El abogado Emilio Acevedo, uno de los principales impulsores de la propuesta, se refirió a la recolección de firmas necesaria para que la iniciativa sea tratada formalmente en la Cámara de Diputados. «El proyecto de Ley requiere que se junten 50 mil firmas, con eso pasaría a Diputados. Actualmente, en plataforma digital hay unas 13 mil firmas y de forma ológrafa tenemos un poco más de 22 mil. Tendríamos unas 33 mil firmas aproximadamente», detalló.
Acevedo defendió la propuesta argumentando que estas son «funciones naturales de los abogados» y aclaró que el proyecto no busca competir en áreas de inscripción legal. «En esta Ley está muy claro que ningún abogado va a poder hacer ningún hecho registral. Netamente lo que vamos a hacer son trabajos extrajudiciales como autenticación, certificación y constataciones de hechos y actos jurídicos. Creemos que esto va a haber una libre competencia de las tarifas», añadió.

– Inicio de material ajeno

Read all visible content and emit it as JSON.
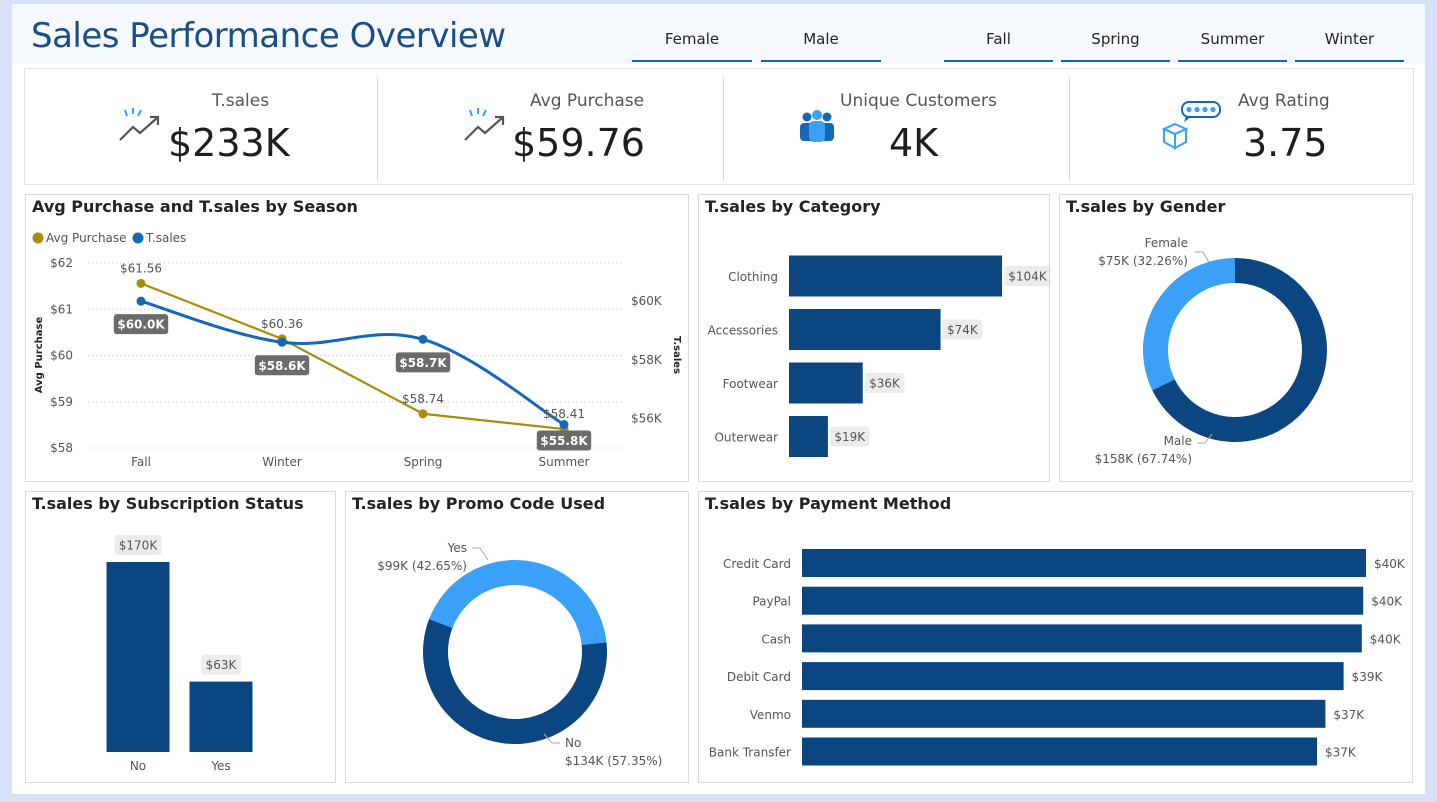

Asimismo, resaltó los beneficios de accesibilidad y control tecnológico, explicando que las intervenciones con choques de intereses estarán vedadas. «Esta Ley está aparejado con la nueva Ley de la firma electrónica. A partir de acá, todas las certificaciones y autenticaciones que hagan los abogados fedatarios van a tener trazabilidad, algo que hoy no existe», argumentó, subrayando además que el proyecto beneficiará en gran medida al interior del país, donde los ciudadanos a veces deben viajar hasta una hora para encontrar una escribanía disponible.
¿Abogados vs. Escribanos? Advierten incompatibilidad
La propuesta legislativa generó una reacción inmediata y el rechazo por parte del gremio de los notarios. Ana María Niella, presidenta del Consejo de Notarios Públicos, respondió con firmeza a la iniciativa y ratificó que la función notarial y la abogacía son incompatibles entre sí bajo la normativa jurídica vigente.
La titular del gremio cuestionó el sentido de pretender otorgar facultades de fe pública a los profesionales del litigio. Explicó que mientras el abogado es un litigante cuya profesión consiste esencialmente en defender a una de las partes en un proceso, el principio fundamental e innegociable de la función notarial es la total imparcialidad, por lo que advirtió sobre un evidente conflicto de intereses.
Niella instó a los abogados que posean el título de notario y deseen ejercer la escribanía a que se presenten formalmente al concurso de oposición que se realiza de forma habitual entre los meses de agosto y noviembre. Destacó que actualmente existen 87 registros vacantes y que en todo el territorio nacional hay poco más de 1.300 registros habilitados con profesionales distribuidos en todos los departamentos del país.